The BOCHK All Weather Asia Pacific High Income Fund will invest 50% of assets in equity, 39% in US dollar-denominated high yield bonds and another 10% in local currency bonds, according to its model portfolio. In terms of geographic location, assets in Hong Kong and China will take up approximately 51% of assets, followed by 12.3% in Australia and 8.7% in Singapore.
Co-manager Carson Lam said the southbound capital flowing to Hong Kong from the mainland will continue to support the prices of Hong Kong-listed stocks.
However, in 2018, he believes the market will need a “meaningful correction” in order to remain healthy after delivering a 36% return last year, one of the best yearly gains in its history.
Across Asia-Pacific, Lam sees opportunities in cheap stock valuations. “For example, high dividend stocks listed in the Apac region have [on average] a 12x price-to-earnings ratio, which is lower than 16x in Europe and 20x in US. Asia-Pacific is therefore expected to see further upside in stock markets in terms of capital gains,” said Lam.

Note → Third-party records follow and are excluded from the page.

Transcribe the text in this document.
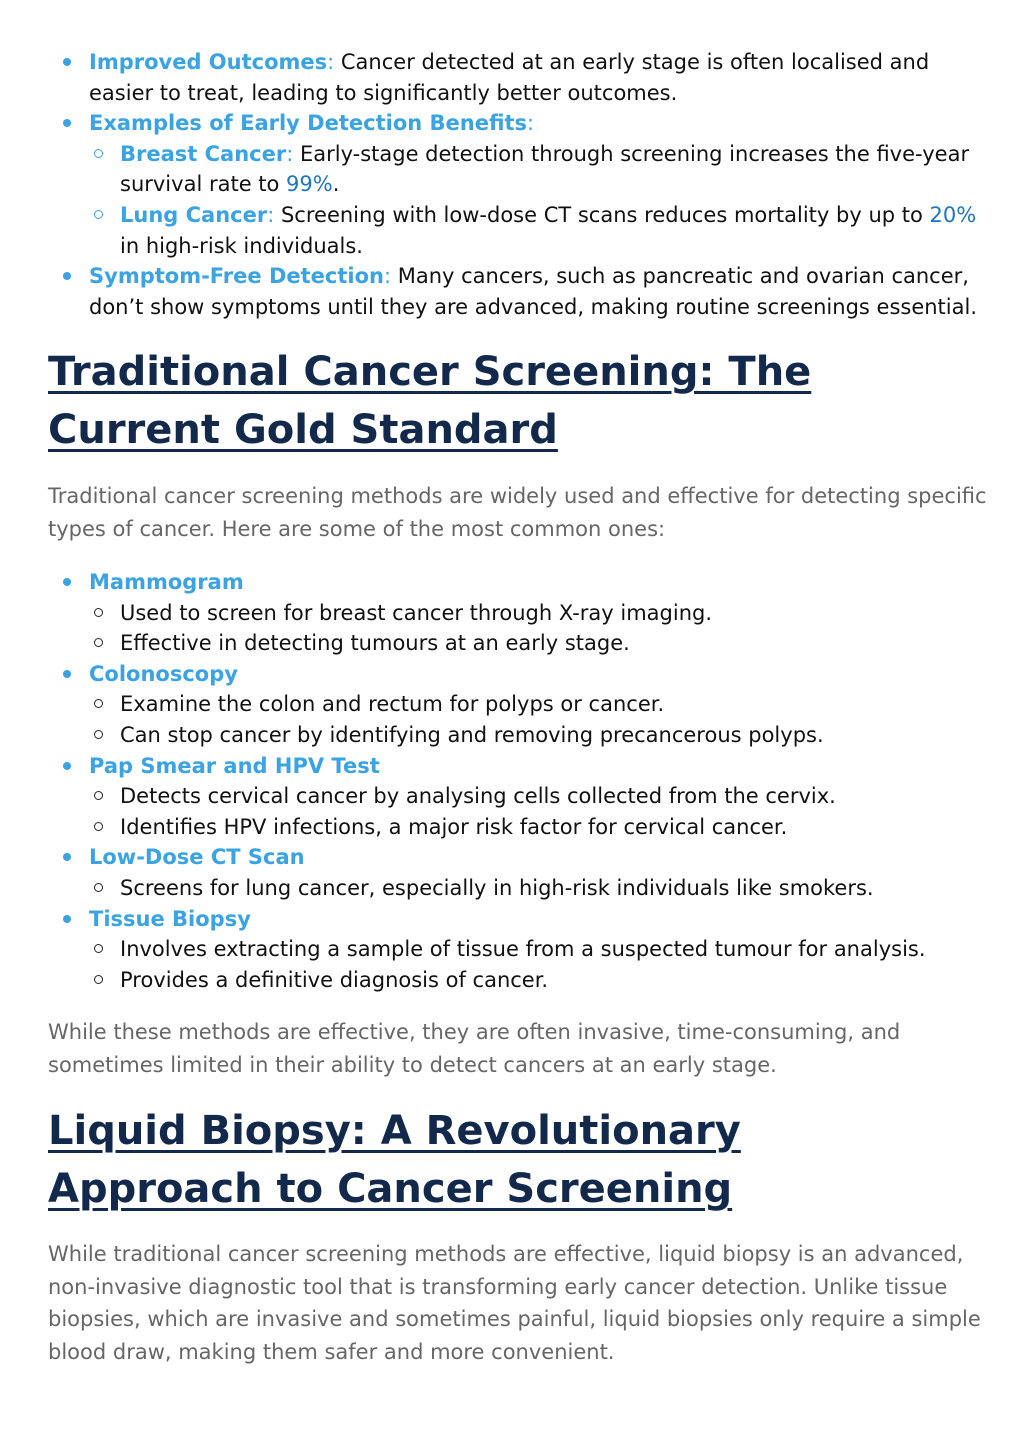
Improved Outcomes: Cancer detected at an early stage is often localised and easier to treat, leading to significantly better outcomes.
Examples of Early Detection Benefits:
Breast Cancer: Early-stage detection through screening increases the five-year survival rate to 99%.
Lung Cancer: Screening with low-dose CT scans reduces mortality by up to 20% in high-risk individuals.
Symptom-Free Detection: Many cancers, such as pancreatic and ovarian cancer, don’t show symptoms until they are advanced, making routine screenings essential.
Traditional Cancer Screening: The Current Gold Standard

Traditional cancer screening methods are widely used and effective for detecting specific types of cancer. Here are some of the most common ones:

Mammogram
Used to screen for breast cancer through X-ray imaging.
Effective in detecting tumours at an early stage.
Colonoscopy
Examine the colon and rectum for polyps or cancer.
Can stop cancer by identifying and removing precancerous polyps.
Pap Smear and HPV Test
Detects cervical cancer by analysing cells collected from the cervix.
Identifies HPV infections, a major risk factor for cervical cancer.
Low-Dose CT Scan
Screens for lung cancer, especially in high-risk individuals like smokers.
Tissue Biopsy
Involves extracting a sample of tissue from a suspected tumour for analysis.
Provides a definitive diagnosis of cancer.

While these methods are effective, they are often invasive, time-consuming, and sometimes limited in their ability to detect cancers at an early stage.

Liquid Biopsy: A Revolutionary Approach to Cancer Screening

While traditional cancer screening methods are effective, liquid biopsy is an advanced, non-invasive diagnostic tool that is transforming early cancer detection. Unlike tissue biopsies, which are invasive and sometimes painful, liquid biopsies only require a simple blood draw, making them safer and more convenient.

Apart from valuation, corporate earnings are another criterion that the manager will evaluate for investment opportunities. “As the Apac region has become the powerhouse of global growth, the earnings of corporates are expected to remain robust,” he added.
Apac dividend hunt
In Singapore, he prefers listed real-estate investment trusts (REITs) due to strong liquidity and the variety of REITs available.
“Compared to Hong Kong, REITs listed on Singapore’s exchange come with various underlying assets — retail, commercial and industrial properties. Some of them even give exposure to real estate projects situated in Hong Kong and China,” he said. “In contrast, only two bigger names are actively traded in Hong Kong. But the dividend payout is not particularly attractive.”
REITs in Singapore have an average payout of 5.51%, higher than Hong Kong’s 4.38%, he added.
The fund will also target market leaders and monopolies in Singapore, for example in aviation, telecommunications and media, because these companies have a stable dividend payout history.
Lam is also bullish on a few Australian energy providers that are expected to profit from the infrastructure they invested in over the previous years.
Half of the fund’s assets will go to bond investments, mainly in the high-yield space. Ben Yuen, co-manager of the fund, said the outlook for high income opportunities is supported by the potential of appreciation of Asia-Pacific currencies and economic growth.
To hedge to interest rate risk, the bond duration is short compared to other bond funds. It is estimated in the model portfolio that the duration will be around 3.4 years. The fund will also look at some Chinese issuers of US dollar-denominated bonds because they typically give out additional yield to secure the issuance, Yuen said.